Nacido en Barcelona el año 1934, estudió dibujo en la Escuela de Artes y Oficios, Llotja, de Barcelona. Se interesó también por otras técnicas, como el grabado, la cerámica, el fresco... El año 1959 marchó a vivir a París donde en 1968 finalizaría sus estudios de pintura en l'École Nationale Supérieure des Beaux Arts, en el taller del profesor Roger Chastel. También trabajó el dibujo en l'École de la Grande Chaumière de París, relacionándose con artistas a la vez que se respiraba un ambiente alternativo. Formó parte del Grupo Paseo de Gracia de Barcelona (donde se reunían pintores, periodistas y escritores entorno al bar-restaurante La Puñalada para hablar de exposiciones y de proyectos relativos al arte) desde su fundación el año 1981.
Su primera exposición individual tuvo lugar en Saint-Tropez, el año 1962. Desde entonces ha realizado numerosas exposiciones en diversos países de Europa (España, Francia, Italia..) y de Estados Unidos. También ha participado en Bienales y Salones Internacionales. Entre los numerosos premios obtenidos podemos citar la Medalla de Oro de Bélgica, de l'Académie Européenne des Arts, del año 1986. También encontramos obra suya en el Museo de Cuenca, en el de Bollène (Francia) y en la Fundación Francesc Galí de Palamós.
Sus paisajes, bodegones, figuras y otras composiciones huyen del simple ejercicio naturalista del color para entregarse a una constante y estructurada plasticidad constituida a base de empastes, calidades y recursos de la materia.
Su pintura tiene como punto de partida un postimpresionismo enamorado de las gamas grises y de las atmósferas húmedas de París. A pesar de ello, su estilo ha asimilado influencias del cubismo, del arte abstracto y de la nueva figuración, alejándose de los dogmas convencionales de la pintura de paisaje para dar vida a un lenguaje notablemente personal.

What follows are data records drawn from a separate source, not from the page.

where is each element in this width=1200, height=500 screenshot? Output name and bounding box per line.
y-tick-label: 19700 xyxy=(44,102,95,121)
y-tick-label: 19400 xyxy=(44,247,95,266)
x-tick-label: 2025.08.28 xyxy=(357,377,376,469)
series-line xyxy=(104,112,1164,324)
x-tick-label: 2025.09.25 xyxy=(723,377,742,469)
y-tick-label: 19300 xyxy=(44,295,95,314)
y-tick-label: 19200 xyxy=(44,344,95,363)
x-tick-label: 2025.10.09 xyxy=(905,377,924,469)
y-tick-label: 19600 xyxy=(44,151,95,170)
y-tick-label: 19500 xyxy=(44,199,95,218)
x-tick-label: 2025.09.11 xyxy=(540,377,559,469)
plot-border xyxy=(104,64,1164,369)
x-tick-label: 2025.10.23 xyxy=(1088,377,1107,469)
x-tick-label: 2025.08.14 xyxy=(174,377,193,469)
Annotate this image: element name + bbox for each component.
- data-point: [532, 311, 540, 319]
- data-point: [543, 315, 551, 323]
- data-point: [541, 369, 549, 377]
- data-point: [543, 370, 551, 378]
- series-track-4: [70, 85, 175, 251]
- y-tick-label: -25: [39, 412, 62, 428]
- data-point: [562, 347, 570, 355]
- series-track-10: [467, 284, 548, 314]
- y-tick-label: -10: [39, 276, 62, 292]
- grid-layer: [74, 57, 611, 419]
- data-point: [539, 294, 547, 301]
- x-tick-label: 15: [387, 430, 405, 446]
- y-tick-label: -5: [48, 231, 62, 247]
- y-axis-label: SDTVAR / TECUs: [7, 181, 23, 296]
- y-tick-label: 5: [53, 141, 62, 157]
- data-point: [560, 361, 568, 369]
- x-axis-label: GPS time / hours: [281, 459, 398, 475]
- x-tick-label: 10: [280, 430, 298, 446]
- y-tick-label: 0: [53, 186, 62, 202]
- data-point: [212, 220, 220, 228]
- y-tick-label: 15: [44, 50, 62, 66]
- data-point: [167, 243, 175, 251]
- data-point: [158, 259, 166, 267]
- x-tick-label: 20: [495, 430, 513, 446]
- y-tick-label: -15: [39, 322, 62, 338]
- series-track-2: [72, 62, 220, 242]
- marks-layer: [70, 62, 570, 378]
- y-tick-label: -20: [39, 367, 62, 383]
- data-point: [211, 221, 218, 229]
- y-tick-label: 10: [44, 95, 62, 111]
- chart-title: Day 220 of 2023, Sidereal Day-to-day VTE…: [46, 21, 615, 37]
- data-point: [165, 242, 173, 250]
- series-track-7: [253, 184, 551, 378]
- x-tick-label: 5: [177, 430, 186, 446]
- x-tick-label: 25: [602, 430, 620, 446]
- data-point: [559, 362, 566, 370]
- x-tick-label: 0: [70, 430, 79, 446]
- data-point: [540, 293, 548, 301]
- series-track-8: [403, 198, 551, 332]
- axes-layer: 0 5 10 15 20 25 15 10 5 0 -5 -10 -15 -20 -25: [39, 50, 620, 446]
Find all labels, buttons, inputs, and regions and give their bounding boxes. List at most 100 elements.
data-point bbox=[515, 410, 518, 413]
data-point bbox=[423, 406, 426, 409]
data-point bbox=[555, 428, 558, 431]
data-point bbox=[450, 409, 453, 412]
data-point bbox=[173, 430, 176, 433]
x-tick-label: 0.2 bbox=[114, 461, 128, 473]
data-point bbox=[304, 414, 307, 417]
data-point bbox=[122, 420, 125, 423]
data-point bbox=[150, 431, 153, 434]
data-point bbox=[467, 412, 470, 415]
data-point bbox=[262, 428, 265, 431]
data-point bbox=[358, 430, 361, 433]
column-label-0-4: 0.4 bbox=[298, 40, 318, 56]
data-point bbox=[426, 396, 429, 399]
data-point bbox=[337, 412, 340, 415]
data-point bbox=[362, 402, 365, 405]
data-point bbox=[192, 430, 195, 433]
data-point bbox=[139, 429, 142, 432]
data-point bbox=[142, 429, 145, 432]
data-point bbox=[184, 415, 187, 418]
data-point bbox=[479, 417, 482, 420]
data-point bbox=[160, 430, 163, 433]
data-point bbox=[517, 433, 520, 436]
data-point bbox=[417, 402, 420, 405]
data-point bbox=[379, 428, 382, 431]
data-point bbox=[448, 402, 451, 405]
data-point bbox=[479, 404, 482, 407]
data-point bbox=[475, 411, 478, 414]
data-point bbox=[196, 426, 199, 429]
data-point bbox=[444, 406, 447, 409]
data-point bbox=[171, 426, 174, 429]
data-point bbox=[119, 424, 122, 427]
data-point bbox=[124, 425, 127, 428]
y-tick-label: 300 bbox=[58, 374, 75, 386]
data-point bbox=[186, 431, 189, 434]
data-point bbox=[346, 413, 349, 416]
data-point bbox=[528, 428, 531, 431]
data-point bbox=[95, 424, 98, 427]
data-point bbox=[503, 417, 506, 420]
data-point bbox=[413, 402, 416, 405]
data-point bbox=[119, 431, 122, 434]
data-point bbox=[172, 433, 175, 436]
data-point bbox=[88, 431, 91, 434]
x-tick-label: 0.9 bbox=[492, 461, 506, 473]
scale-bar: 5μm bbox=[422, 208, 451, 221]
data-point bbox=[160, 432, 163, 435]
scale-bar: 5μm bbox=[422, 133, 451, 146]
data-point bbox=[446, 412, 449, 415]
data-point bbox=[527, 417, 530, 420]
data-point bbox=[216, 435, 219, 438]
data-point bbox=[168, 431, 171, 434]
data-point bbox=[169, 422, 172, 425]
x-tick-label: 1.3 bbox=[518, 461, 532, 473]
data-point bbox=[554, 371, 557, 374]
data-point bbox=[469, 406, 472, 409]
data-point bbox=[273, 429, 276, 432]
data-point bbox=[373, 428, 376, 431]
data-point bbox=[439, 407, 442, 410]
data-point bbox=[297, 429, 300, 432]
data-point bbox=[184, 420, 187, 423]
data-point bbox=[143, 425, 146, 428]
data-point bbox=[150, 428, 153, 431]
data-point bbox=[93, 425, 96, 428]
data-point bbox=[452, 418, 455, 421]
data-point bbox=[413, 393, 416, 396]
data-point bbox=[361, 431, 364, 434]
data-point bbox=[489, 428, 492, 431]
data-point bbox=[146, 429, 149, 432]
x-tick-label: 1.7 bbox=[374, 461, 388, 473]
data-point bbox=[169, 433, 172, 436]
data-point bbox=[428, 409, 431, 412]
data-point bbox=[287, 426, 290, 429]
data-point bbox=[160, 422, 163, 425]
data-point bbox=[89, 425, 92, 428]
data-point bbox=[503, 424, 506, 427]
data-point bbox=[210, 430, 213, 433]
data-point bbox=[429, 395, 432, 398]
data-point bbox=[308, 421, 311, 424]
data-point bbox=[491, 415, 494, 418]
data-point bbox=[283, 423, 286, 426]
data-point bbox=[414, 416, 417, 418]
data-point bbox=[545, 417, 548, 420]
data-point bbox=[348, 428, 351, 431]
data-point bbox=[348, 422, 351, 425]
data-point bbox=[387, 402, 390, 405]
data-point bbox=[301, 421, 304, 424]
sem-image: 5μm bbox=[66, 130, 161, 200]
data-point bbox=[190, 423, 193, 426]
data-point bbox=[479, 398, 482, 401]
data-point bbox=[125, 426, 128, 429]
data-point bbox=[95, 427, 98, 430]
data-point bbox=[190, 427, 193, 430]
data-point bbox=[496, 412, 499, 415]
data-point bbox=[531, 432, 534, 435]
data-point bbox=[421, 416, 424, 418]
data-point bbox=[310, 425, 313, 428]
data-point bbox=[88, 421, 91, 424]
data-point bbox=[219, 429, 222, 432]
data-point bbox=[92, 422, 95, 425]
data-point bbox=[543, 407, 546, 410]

Joan Mas parece haber recogido la esencia de los ismos. Llega a la síntesis eliminando de los paisajes aquello que es subsidiario y por eso tenemos la impresión de que sus obras son muy estructuradas y de que en ellas predomina una organización geometrizante. Pero, a la vez, toda esta búsqueda de las esencias constructivas del paisaje no aleja a sus imágenes de una confrontación con la realidad, siempre planteada en sus obras y resuelta con sutiles matizaciones, donde son determinantes los hallazgos postimpresionistas.
Maestro en el tratamiento de las entonaciones en gris, gracias a su probado amor por ciudades como París o Ámsterdam, ha comenzado un buen camino hacia los colores más vivos y en ellos ha encontrado las actuales y acertadas entonaciones. Siempre comedido y amante del equilibrio entre las formas y los colores, se ha abierto a unas sensaciones más libres. De la misma forma que los niños y las niñas que pinta son creativos dentro de las pautas que tienen los juegos, él también ha encontrado unas formas más libres y activas para representar aquello que quiere transmitir con su pintura. Y esto también lo aplica, sin forzar nunca las situaciones, a los nuevos paisajes urbanos que ahora presenta.
Como dejó escrito José Mª Cadena en una de las críticas dedicadas a su obra: (....) en sus cuadros crece el diálogo sereno y razonado, pero nunca carente de pasión. Cree en lo que hace y es plenamente sincero en la expresión de las emociones. Nunca quiere imponerse, a pesar de que siempre hace saber su opinión con total convicción. Y acierta.